Pinpointing a genetic variant

The Hobbs-Cohen partnership went to work writing another grant to pay for a genetic screen that was quite expensive at the time. With the new funding, they ran the screen and identified the world’s first sequence variation contributing to the development of NAFLD. A substitution of one amino acid at position 148 of the PNPLA3 gene remains the most important sequence variation contributing to the condition, they say.

“I suspect partnerships are idiosyncratic to the people involved. I think ours works because we are very different. If we thought the same things in the same way, we wouldn’t need each other.”

The researchers found that while the gene variant is uncommon in African-Americans, 49 percent of Mexican-Americans have one variant in their two copies of PNPLA3 and 25 percent have two variants. Yet even in those with two copies of the variant gene, NAFLD doesn’t show up unless they are overweight. “Genotype isn’t the only thing. You have to have an increase in body weight,” Dr. Hobbs says. In one study, no one in the normal weight (body mass index below 25 kg/m²) group had NAFLD even if they had two copies of the gene variant while almost all of those considered obese (body mass index equal or greater than 30 kg/m²) had NAFLD, Dr. Hobbs says.

Sorting out the mechanism underlying these findings is taking many conversations, and they tend to spend the most time discussing experiments conducted in the Hobbs-Cohen laboratory with unexpected results, Dr. Cohen says.

“We balance each other well on every level: in our personalities, our scientific orientations, and in our strengths. For example, I am better at making figures for papers and presentations, whereas he is better at writing,” says Dr. Hobbs, who holds the Eugene McDermott Distinguished Chair for the Study of Human Growth and Development, the Philip O’Bryan Montgomery, Jr., M.D. Distinguished Chair in Developmental Biology, and the 1995 Dallas Heart Ball Chair in Cardiology Research.

“I suspect partnerships are idiosyncratic to the people involved,” Dr. Cohen says. “I think ours works because we are very different. If we thought the same things in the same way, we wouldn’t need each other.”

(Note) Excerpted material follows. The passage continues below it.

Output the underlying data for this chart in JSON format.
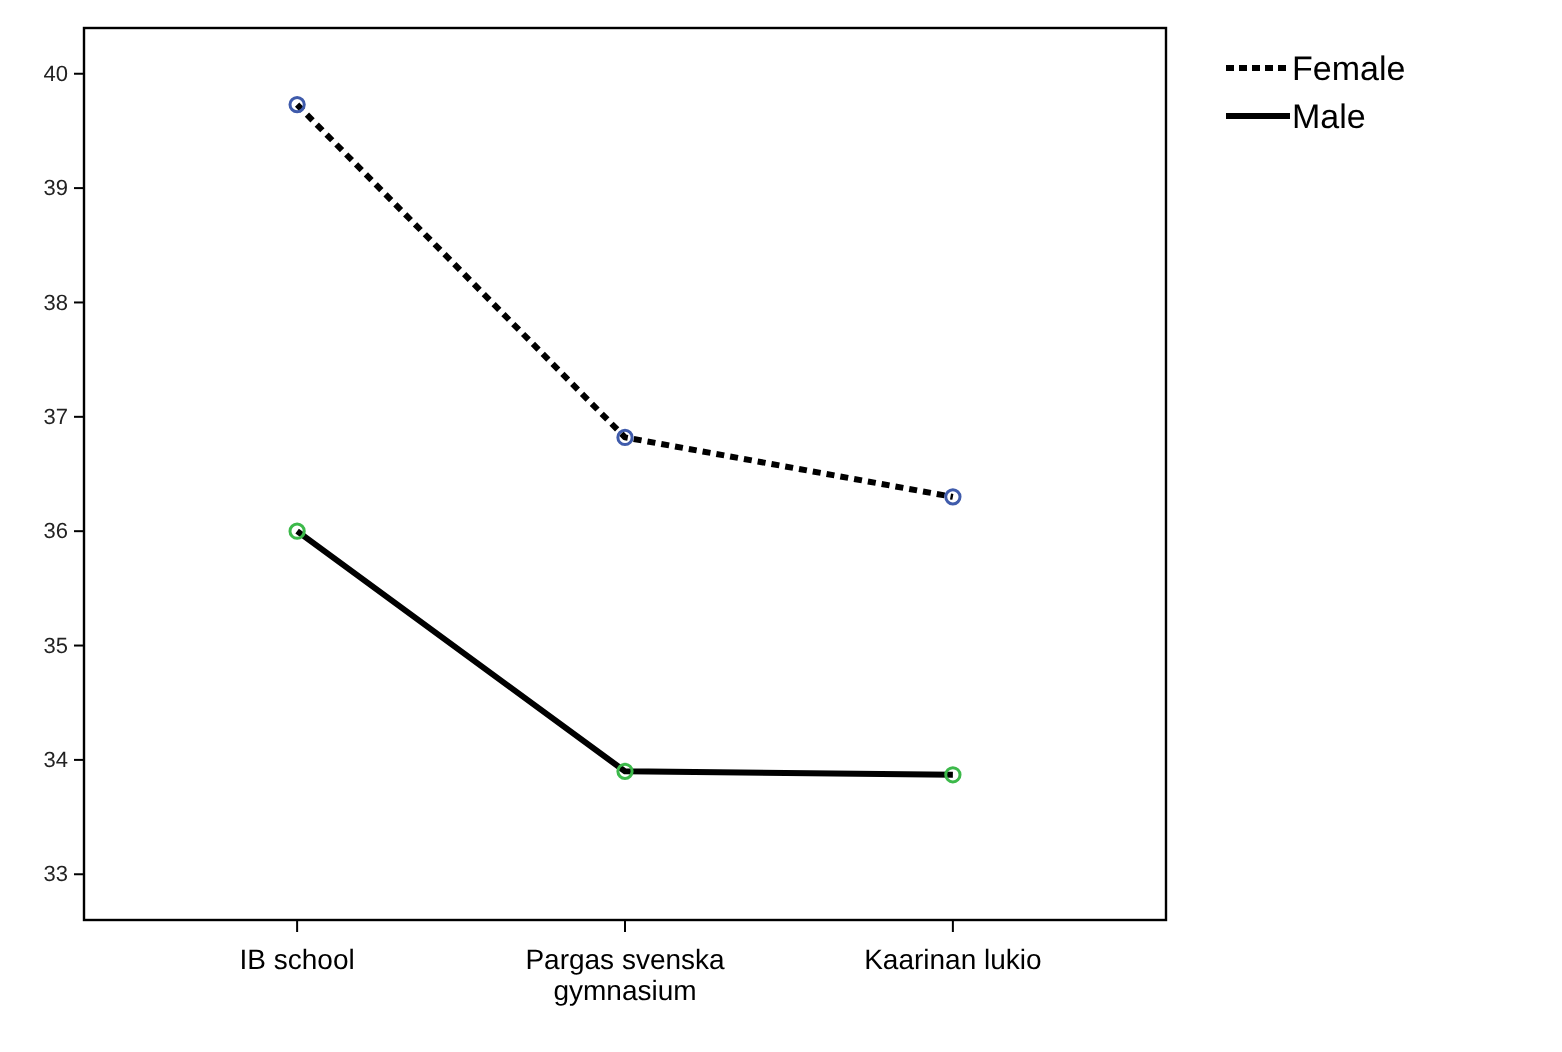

“We can openly and honestly criticize each other’s thoughts, ideas, and interpretations of data. This approach allows us to think more expansively without always having to self-edit our thoughts. Plus, working together makes the whole process more fun. We both love science, talking about science, working out problems, and running a lab,” Dr. Hobbs says.

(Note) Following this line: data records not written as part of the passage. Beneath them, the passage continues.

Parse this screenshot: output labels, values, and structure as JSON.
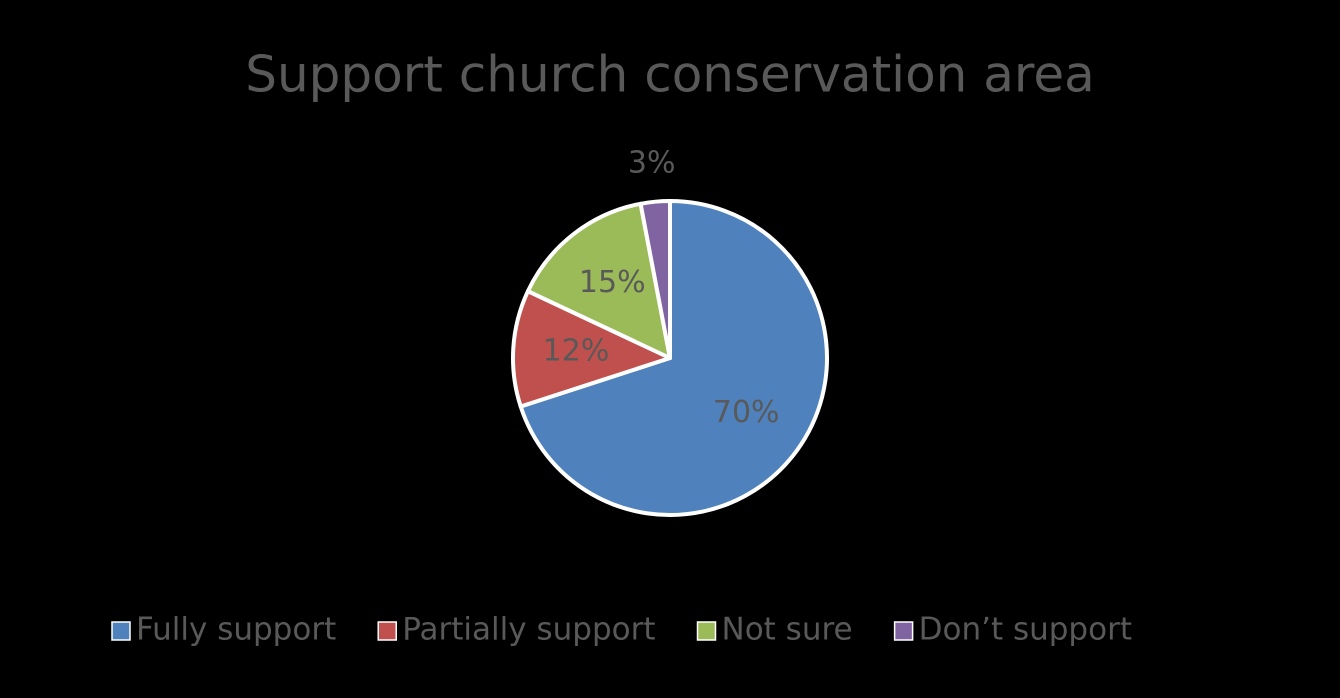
{
  "chart_data": {
    "type": "pie",
    "title": "Support church conservation area",
    "categories": [
      "Fully support",
      "Partially support",
      "Not sure",
      "Don’t support"
    ],
    "values": [
      70,
      12,
      15,
      3
    ],
    "value_labels": [
      "70%",
      "12%",
      "15%",
      "3%"
    ],
    "colors": [
      "#4f81bd",
      "#c0504d",
      "#9bbb59",
      "#8064a2"
    ],
    "legend": "bottom"
  }
}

Dr. Goldstein, a Regental Professor, is Chair of Molecular Genetics and a Professor of Molecular Genetics and Internal Medicine. He holds the Julie and Louis A. Beecherl, Jr. Distinguished Chair in Biomedical Research and the Paul J. Thomas Chair in Medicine.

Dr. Brown, a Regental Professor, is Director of the Erik Jonsson Center for Research in Molecular Genetics and Human Disease, as well as a Professor of Molecular Genetics and Internal Medicine. He holds The W.A. (Monty) Moncrief Distinguished Chair in Cholesterol and Arteriosclerosis Research and the Paul J. Thomas Chair in Medicine.